Плавая около губ, они стреляют моржей, морских зайцев, нерп, а иногда бьют белых медведей. Этот зверь весьма смел в воде, тогда как на земле бежит от собачьего лая и боится переступить след охотничьей лыжи. После первой, ранившей его пули на воде, он направляет ход свой к карбасу и – горе охотникам, если они не успели уплыть от ошкуя: он опрокидывает лодку, наложивши лапу на борт ее.

Вот разнообразные промыслы Груманланов. В половине сентября, покидают они остров с богатою добычею. Не всегда обратное плавание, как и плавание на Грумант, бывает им вполне спокойно. Случалось, что лодьи погибали в море. Лет двадцать тому назад несколько человек крестьян Кемского уезда снарядили на свои деньги лодью и, нанявши охотников, отправили за промыслами на Грумант. Охотники, не доплывая до острова каких-нибудь двухсот-трехсот верст, были затерты льдами. Они уже отчаялись в своем спасении, как к счастию их огромная льдина против носа лодьи с громом расселась и образовала щель, достаточную для того, чтобы проплыть лодье. Охотники ободрились. Ветерок поддувал с юга, и лодья летела на вздутых парусах, бороздя по временам ледяные стены. Вдруг полынья стала суживаться… Мужички перепугались, забегали по лодье: кто тащит дробовку с порохом, кто мешок с сухарями; вдруг бока судна затрещали и прежде чем все сидевшие в нем успели перескочить на льдину, большую крепкую лодью сплюснуло, как бумажную коробку. Льдина принесла спасшихся к Шпицбергену, откуда они воротились на твердую землю с другими охотниками.

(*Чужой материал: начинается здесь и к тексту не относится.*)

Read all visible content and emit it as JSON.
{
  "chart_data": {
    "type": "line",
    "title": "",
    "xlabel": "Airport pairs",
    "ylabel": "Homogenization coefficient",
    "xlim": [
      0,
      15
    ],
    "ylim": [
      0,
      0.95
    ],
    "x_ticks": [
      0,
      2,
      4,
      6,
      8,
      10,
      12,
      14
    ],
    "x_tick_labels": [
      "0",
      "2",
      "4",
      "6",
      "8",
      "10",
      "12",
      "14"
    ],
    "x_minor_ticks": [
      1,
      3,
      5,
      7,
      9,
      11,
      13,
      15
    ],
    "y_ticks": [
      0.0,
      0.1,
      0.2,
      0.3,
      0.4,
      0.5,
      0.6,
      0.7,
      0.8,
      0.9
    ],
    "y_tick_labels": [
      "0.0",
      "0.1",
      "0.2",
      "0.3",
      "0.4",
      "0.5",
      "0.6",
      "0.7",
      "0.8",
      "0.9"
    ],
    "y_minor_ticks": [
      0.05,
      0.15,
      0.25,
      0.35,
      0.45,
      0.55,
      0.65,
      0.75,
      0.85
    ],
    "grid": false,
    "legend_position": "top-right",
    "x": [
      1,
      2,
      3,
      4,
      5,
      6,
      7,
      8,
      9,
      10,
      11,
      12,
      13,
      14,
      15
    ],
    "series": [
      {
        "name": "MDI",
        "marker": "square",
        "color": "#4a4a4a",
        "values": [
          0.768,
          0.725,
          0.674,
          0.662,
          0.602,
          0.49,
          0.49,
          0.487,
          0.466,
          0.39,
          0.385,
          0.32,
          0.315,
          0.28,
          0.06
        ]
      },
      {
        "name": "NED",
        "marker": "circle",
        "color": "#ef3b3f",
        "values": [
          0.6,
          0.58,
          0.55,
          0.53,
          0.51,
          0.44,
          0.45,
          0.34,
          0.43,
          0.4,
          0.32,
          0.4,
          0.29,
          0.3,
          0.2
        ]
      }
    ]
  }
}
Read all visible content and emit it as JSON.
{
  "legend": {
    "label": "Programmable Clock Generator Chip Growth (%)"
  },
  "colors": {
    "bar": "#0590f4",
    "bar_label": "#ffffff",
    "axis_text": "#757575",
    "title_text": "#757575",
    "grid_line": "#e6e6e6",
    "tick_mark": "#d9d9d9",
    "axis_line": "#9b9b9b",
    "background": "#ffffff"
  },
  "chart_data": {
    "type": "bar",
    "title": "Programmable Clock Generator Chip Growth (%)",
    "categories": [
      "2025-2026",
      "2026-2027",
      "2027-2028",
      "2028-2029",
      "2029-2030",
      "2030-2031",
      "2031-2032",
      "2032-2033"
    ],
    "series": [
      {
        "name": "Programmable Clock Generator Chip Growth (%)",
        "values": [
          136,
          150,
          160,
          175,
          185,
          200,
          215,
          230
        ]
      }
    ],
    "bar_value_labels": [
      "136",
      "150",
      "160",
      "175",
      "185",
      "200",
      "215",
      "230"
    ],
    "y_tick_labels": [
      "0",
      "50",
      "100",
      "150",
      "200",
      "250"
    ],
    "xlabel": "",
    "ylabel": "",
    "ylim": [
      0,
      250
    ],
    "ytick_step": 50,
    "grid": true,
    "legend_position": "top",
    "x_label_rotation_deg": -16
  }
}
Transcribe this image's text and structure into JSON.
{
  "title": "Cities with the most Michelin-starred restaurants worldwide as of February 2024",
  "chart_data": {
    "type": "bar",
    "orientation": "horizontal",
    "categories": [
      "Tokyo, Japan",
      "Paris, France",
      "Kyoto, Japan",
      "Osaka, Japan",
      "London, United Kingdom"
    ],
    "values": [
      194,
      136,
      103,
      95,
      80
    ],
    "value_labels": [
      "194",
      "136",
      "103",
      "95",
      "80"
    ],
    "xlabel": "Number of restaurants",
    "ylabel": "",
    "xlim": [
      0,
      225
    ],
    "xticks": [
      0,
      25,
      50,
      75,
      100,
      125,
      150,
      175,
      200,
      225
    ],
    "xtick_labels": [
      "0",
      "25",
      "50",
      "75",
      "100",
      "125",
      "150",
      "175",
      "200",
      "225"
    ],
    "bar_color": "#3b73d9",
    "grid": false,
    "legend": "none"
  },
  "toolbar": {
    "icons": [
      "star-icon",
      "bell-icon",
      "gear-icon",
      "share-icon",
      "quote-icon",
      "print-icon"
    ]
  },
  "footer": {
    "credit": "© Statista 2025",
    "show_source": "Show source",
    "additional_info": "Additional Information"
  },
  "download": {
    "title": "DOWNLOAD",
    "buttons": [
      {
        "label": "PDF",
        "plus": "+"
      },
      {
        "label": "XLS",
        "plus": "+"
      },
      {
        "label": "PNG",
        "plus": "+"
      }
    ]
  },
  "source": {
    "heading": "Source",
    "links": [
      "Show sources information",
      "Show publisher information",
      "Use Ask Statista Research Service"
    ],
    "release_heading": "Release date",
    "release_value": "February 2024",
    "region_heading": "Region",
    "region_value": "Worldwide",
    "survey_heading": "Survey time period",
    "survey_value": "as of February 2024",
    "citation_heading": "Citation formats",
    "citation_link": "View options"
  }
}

Если плаванье совершилось удачно, то Груманлане с песнями входят в архангельскую гавань. С молитвой они сходят на берег и спешат к хозяину отдать отчет в добыче. Шумные пиры заключают их странствование.

 

[1] Эта статья составлена преимущественно по статье г. А. Харитонова «Русские промышленники на Груманте», помещенной в Отечественных Записках 1849 года.

[2] Читатели, вероятно, знают, что наш народ любит считать время по праздникам.

[3] Во время переезда они заходят в норвежский городок Варде-гусь.